いくつも飛び出したその触手は四者をそれぞれ狙い、降り落ちてくる。クー・フーリンは他二人に目配せで合図を交わすと、マーリンはタラニスの専制守備に、自分と子ギルは攻勢防御へと出た。
「アンザス!」
「ゲートオブバビロン!」
互いに攻撃を繰り出し、触手を撃ち落とす。タラニスも鎌に魔力を込め、斬撃を飛ばして撃ち漏らされた触手を撃ち落としていく。
「!」
「ガラではないんだけれどね!」
撃ち落とした先、本体とおぼしきローブ姿はまっすぐタラニス目掛け降ってきた。狙いはタラニスだということのようだ。それを察したマーリンもそう毒づきながら杖を振り回し、前面に結晶状の結界を複数展開する。
ローブとの衝突で簡単にその結界は消滅したが、両者との間を開く時間は稼いだ。マーリンはタラニスの前面に結界を展開しつつ、タラニスの目配せに僅かに後ろに下がった。タラニスは、ぐり、と首を回しつつ、相手を見据える。
「……答えはしないと思うが一応聞いておくか。貴様は何だ?」
「確かに、君程度に名乗る名前は持ち得ていないな。…だけれど、随分命を持っている様子を見るに、死神に転身しているようだ。神において複数の属性を有していることは何も珍しくないけれど、転身なんてしているということは君は随分不器用らしい」
ローブは流暢に話し始めた。

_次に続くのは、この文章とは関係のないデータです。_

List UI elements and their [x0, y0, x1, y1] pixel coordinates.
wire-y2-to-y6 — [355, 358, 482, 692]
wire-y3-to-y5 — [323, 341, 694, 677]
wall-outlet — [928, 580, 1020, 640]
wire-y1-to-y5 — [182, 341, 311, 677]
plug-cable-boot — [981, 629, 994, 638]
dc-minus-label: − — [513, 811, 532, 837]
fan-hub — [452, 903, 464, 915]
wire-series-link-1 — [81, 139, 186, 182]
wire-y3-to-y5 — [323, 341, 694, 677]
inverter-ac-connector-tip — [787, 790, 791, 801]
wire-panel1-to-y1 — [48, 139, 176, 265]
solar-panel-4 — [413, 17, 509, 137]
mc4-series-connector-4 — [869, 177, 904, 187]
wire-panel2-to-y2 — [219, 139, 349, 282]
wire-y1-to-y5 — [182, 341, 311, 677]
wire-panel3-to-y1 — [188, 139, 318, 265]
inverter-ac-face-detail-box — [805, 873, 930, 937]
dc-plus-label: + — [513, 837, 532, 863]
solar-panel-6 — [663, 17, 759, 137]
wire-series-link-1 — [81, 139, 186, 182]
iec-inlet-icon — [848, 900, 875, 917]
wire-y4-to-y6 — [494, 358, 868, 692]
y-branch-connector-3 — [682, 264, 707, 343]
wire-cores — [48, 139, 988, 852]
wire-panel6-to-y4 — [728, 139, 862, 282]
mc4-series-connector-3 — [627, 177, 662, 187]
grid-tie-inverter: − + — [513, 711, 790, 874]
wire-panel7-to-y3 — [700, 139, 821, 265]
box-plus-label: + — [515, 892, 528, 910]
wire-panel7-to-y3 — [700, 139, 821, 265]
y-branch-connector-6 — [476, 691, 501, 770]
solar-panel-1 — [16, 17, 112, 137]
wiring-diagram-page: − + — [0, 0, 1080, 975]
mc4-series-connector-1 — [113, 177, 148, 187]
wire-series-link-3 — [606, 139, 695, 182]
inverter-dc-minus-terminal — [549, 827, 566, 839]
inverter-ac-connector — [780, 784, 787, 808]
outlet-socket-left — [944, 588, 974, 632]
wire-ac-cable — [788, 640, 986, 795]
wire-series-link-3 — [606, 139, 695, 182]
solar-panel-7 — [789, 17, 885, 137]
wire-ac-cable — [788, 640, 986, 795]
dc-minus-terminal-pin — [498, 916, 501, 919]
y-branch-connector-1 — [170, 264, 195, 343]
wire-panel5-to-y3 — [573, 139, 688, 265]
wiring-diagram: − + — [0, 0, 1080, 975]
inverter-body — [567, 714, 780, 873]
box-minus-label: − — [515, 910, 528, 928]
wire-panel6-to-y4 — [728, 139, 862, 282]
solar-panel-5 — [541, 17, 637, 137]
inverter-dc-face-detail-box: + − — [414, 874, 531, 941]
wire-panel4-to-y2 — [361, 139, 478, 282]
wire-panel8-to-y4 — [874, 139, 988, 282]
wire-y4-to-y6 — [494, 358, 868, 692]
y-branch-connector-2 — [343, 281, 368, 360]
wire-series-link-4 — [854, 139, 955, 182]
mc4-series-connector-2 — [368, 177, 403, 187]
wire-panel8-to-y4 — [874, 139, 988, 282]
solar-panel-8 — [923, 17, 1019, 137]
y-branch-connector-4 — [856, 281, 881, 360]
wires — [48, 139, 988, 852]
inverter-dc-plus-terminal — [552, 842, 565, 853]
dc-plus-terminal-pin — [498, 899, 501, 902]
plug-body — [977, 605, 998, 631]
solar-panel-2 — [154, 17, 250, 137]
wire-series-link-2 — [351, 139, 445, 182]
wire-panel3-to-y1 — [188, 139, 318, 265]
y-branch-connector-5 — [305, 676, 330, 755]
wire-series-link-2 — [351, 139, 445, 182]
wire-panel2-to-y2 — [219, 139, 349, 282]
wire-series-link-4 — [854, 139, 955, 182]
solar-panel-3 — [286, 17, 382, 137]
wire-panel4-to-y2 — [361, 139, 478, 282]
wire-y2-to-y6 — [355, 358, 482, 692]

バロールと対峙しているときは大層機嫌が悪そうだったが、今はずいぶん機嫌が良いように見える。とはいえども、言っている言葉はタラニスをどこか見下しているのだろうことが伺えるものだった。
「………………………」
タラニスは表情を変えず、それらしい反応も見せず、じっと相手を見つめている。その反応が気に入ったのか、ローブ姿は愉快そうに身体を揺らした。

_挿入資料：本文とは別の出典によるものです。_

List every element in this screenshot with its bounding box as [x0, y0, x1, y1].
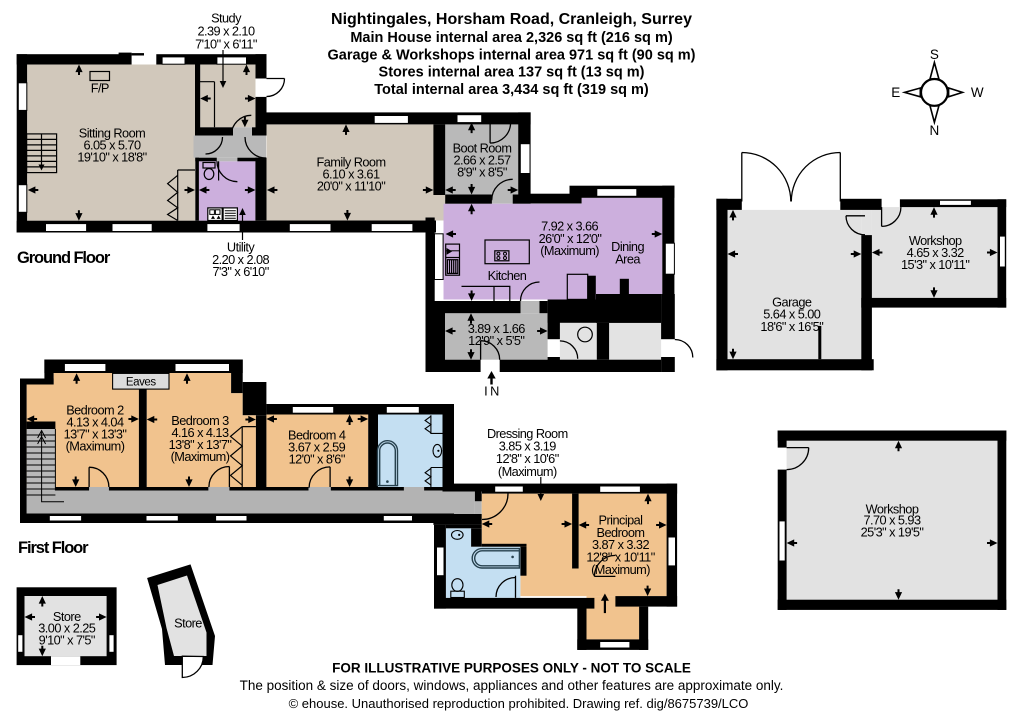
svg-text:E: E	[891, 85, 900, 100]
svg-text:15'3" x 10'11": 15'3" x 10'11"	[901, 257, 969, 272]
svg-text:The position & size of doors,: The position & size of doors, windows, a…	[240, 678, 784, 693]
svg-text:S: S	[930, 47, 939, 62]
svg-text:19'10" x 18'8": 19'10" x 18'8"	[77, 150, 146, 165]
svg-text:Ground Floor: Ground Floor	[17, 249, 111, 267]
svg-text:N: N	[930, 123, 940, 138]
svg-text:(Maximum): (Maximum)	[498, 464, 557, 479]
svg-text:25'3" x 19'5": 25'3" x 19'5"	[861, 524, 924, 539]
svg-text:Eaves: Eaves	[126, 376, 157, 388]
svg-text:12'0" x 8'6": 12'0" x 8'6"	[289, 452, 345, 467]
svg-text:Stores internal area 137 sq ft: Stores internal area 137 sq ft (13 sq m)	[379, 65, 645, 81]
svg-text:9'10" x 7'5": 9'10" x 7'5"	[39, 633, 95, 648]
svg-text:20'0" x 11'10": 20'0" x 11'10"	[317, 179, 385, 194]
svg-text:Total internal area 3,434 sq f: Total internal area 3,434 sq ft (319 sq …	[374, 82, 649, 98]
svg-text:(Maximum): (Maximum)	[591, 562, 650, 577]
svg-text:12'9" x 5'5": 12'9" x 5'5"	[468, 333, 524, 348]
svg-text:(Maximum): (Maximum)	[171, 449, 230, 464]
svg-text:Area: Area	[615, 251, 641, 266]
svg-text:Nightingales, Horsham Road, Cr: Nightingales, Horsham Road, Cranleigh, S…	[331, 11, 692, 28]
svg-text:7'10" x 6'11": 7'10" x 6'11"	[195, 37, 257, 52]
svg-text:FOR ILLUSTRATIVE PURPOSES ONLY: FOR ILLUSTRATIVE PURPOSES ONLY - NOT TO …	[332, 661, 691, 676]
svg-text:18'6" x 16'5": 18'6" x 16'5"	[760, 319, 823, 334]
svg-text:Kitchen: Kitchen	[488, 268, 527, 283]
svg-text:First Floor: First Floor	[18, 539, 89, 557]
svg-text:Main House internal area 2,326: Main House internal area 2,326 sq ft (21…	[350, 30, 673, 46]
svg-text:I N: I N	[484, 384, 499, 399]
svg-text:Store: Store	[174, 616, 202, 631]
svg-text:F/P: F/P	[91, 81, 109, 96]
svg-text:W: W	[971, 85, 984, 100]
svg-text:(Maximum): (Maximum)	[66, 439, 125, 454]
svg-text:Garage & Workshops internal ar: Garage & Workshops internal area 971 sq …	[328, 48, 696, 64]
svg-text:(Maximum): (Maximum)	[540, 243, 599, 258]
svg-text:7'3" x 6'10": 7'3" x 6'10"	[212, 264, 268, 279]
svg-text:8'9" x 8'5": 8'9" x 8'5"	[457, 165, 507, 180]
svg-text:© ehouse. Unauthorised reprodu: © ehouse. Unauthorised reproduction proh…	[289, 696, 749, 711]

「………ふふ。そうだな、興が乗ったから少しだけ教えてあげよう。僕はこの星の外より来たるものだ。何事も、準備は大切だからね」
「……この星の外……天上の星々から来たとでも?」
「さぁて、どこだろうね」
「まぁどこだっていい。わざわざこんなところまで、それも死んだヤロウを甦らせてまで、何を準備しに来たんだ?」
「それを明かしてしまうのは種明かしというやつだ、面白くないだろう?何事も――」
不意に言葉が切れた、と同時に。
吹いた風と共にローブ姿がかき消え、間を開けることなくそのローブがタラニスの背後に現れた。
「!」
「――暴かれる時が最高に楽しい、だろう?」
繰り出された貫き手は辛うじてかわしたタラニスは、身体を回し様にローブを蹴り、距離をとった。相手も当たるとは思っていなかったのか、ヒラヒラと貫こうとしていた手を振り、そっと人差し指をタラニスへと向けた。
「…ねぇ、“雷神”タラニス?」
「!!」
雷神、と口にされた言葉が波紋をもって広がった。すぐにその意図を察したタラニスは僅かに目を見開き、忌々しげにその顔を歪めた。
「……“死神”だ」
「いいや、“雷神”だ。だって、“君は僕の知る死神とは違う”」
確認するように死神だとタラニスが言葉にし、それに返した言葉で突如、地面の魔法陣が震え、大きく火花を散らした。
「なんだ!?」
突然のことにクー・フーリンも思わず声をあげる。魔法陣は拒絶反応を起こしたかのようにバチバチと鈍い音をたてて火花を散らし続けている。
一体何が起きているのかと地面に視線を向けたとき、クー・フーリンは不意にタラニスの言っていた言葉を思い出した。

―その能力の強さは、他生物からの“信仰”に大きく左右されるのさ

「……存在を否定して無効化しようとしてやがんのか…!」
クー・フーリンはたどり着いた答えに思わずそう毒づいた。